I held back from making this post for some time. I came across these Pioneer SE-EX9 clip-ons over Christmas whilst traveling. Much to my surprise, I could find next to no information about them online (except on Japanese websites) and nothing at all on head-fi(!). Since it was on special, I went ahead and picked them up for a gamble in the dark.

What made me do it? The big selling point is that these are the only clip-on earphones which feature 40mm drivers (typically only found on full-sized headphones).

And frankly, they looked the bee's knees:

They have cushion pads (come with a pair of spares actually) despite being more-than-semi-open. The clip pivots to an open or snap close position ala AT clip-ons:


Background:
(I find this important with online audio reviews. People online tend to spout things like fact: "it's warmer", "it's wider", "it's better", when so much of this is perception and dependent on how you hear and what your experiences and tastes are. Given my big claim in the topic title, I thought I'd put this upfront here so you can judge how much of my opinion matters to you).
  • I've always been on the lookout for good portable headphones that are easy to carry (small, fit in pockets) for day-to-day use.
  • I do not use canal/in-ear phones as I have sensitive ears and find pushing things into them unpleasant. I do recognize they sound great (and wish I could tolerate them) when I audition friends' UE SuperFi/TripleFi, Shures, etc. I also have a problem with the isolation and overall feeling of having fingers in your ears.
  • I have and used Koss KSC-35 (left channel broke) and KSC-75 for YEARS as my previous day-use favourites. Also the iGrado for awhile until I reverted back to the KSC-75 because it fit in my pockets and was more convenient.
  • I have listened to the Yuin G1 and G2. They were impressive for the price but not different enough from the KSC-75 to warrant purchasing IMO.
  • Other headphones I have and use regularly include Grado SR-60, Beyerdynamic DT-770 pro.
  • I love the Grado sound. If you don't, your tastes (and listening habits) are probably very different to mine.
  • Speakers I regularly listen to are B&W, Tannoy, and Mordaunt Short.
  • Music I listen to regularly would (for brevity sake) classify as rock, blues and jazz, with a deep penchant for the 60s and 70s (Blue Note/Rudy Van Gelder, Beatles, Neil Young, Dylan, Sinatra,...). Modern music tastes include Wilco (like I said, trying to be brief).
  • I'm a musician and record my own music.

Back to the headphones...
I've long decided that portable headphones are about compromises. And while I would love to wear my SR-60's all day, I simply omit to bring them out on short trips. The KSC-75 had a great sound for its size and though I tried others, I found myself usually returning to the KSC-75 for my daily routine, throughout the last 5 or so years.

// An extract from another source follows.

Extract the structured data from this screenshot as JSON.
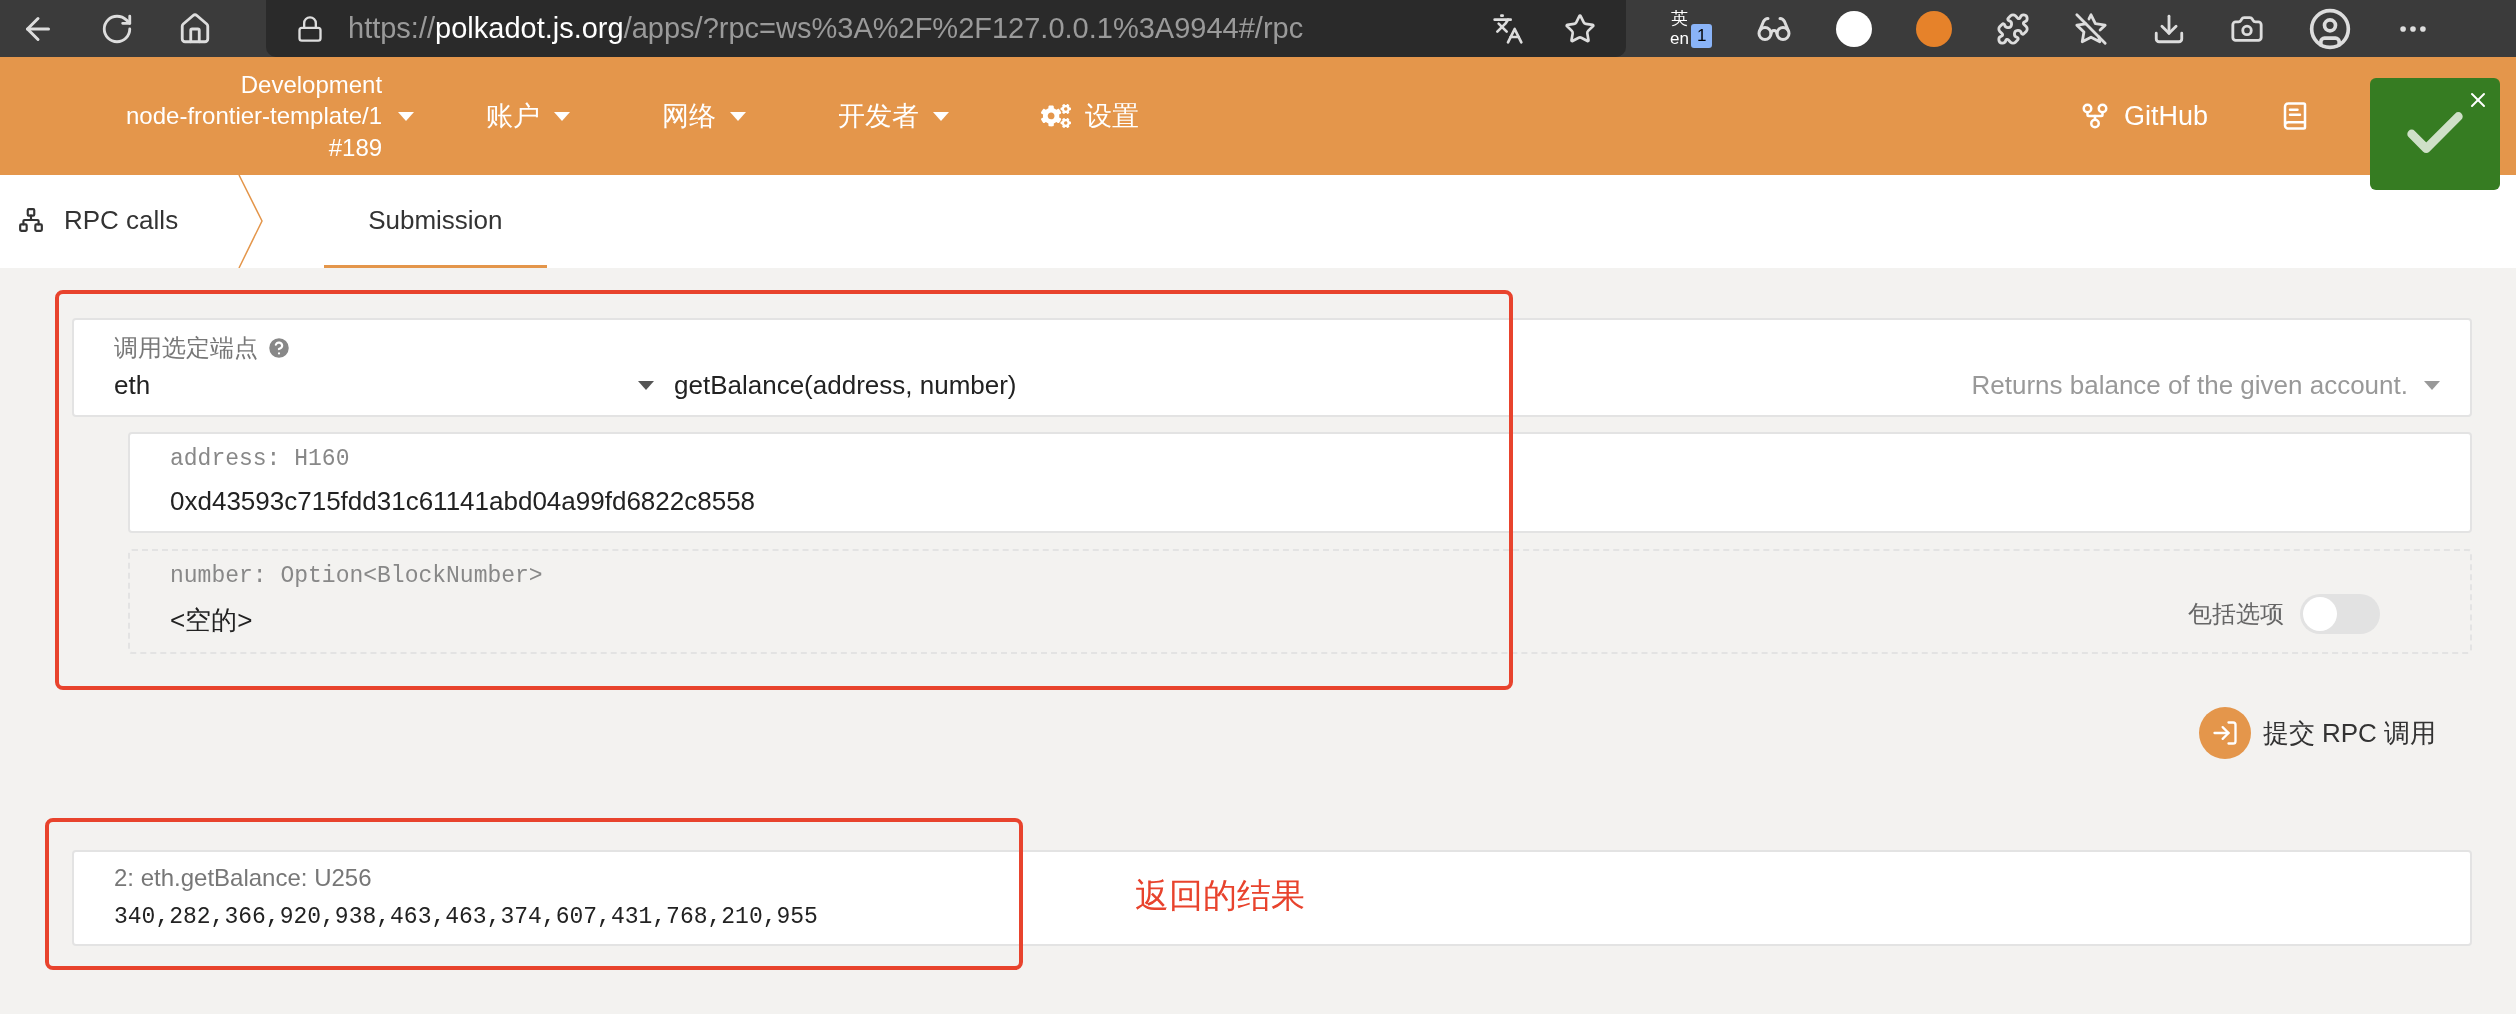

That changed when I listened to the SE-EX9. It was abundantly clear how much I was missing with my KSC-75, even when I was just walking about town or sitting on a train. I used to figure that most of the details was drowned out by the fact that I was using semi-opens in noisy environments, but no, the 75's were simply scooped in comparison to these. The 40mm drivers really make a world of difference in the response that it is capable of.

I was never tempted to try Pioneer headphones previously and thought of them as perhaps more of a DJ brand. The shopkeeper insisted otherwise and that these were probably the most neutral/monitor-like 'phones on the portable market. I was dubious. But you know what? He's right.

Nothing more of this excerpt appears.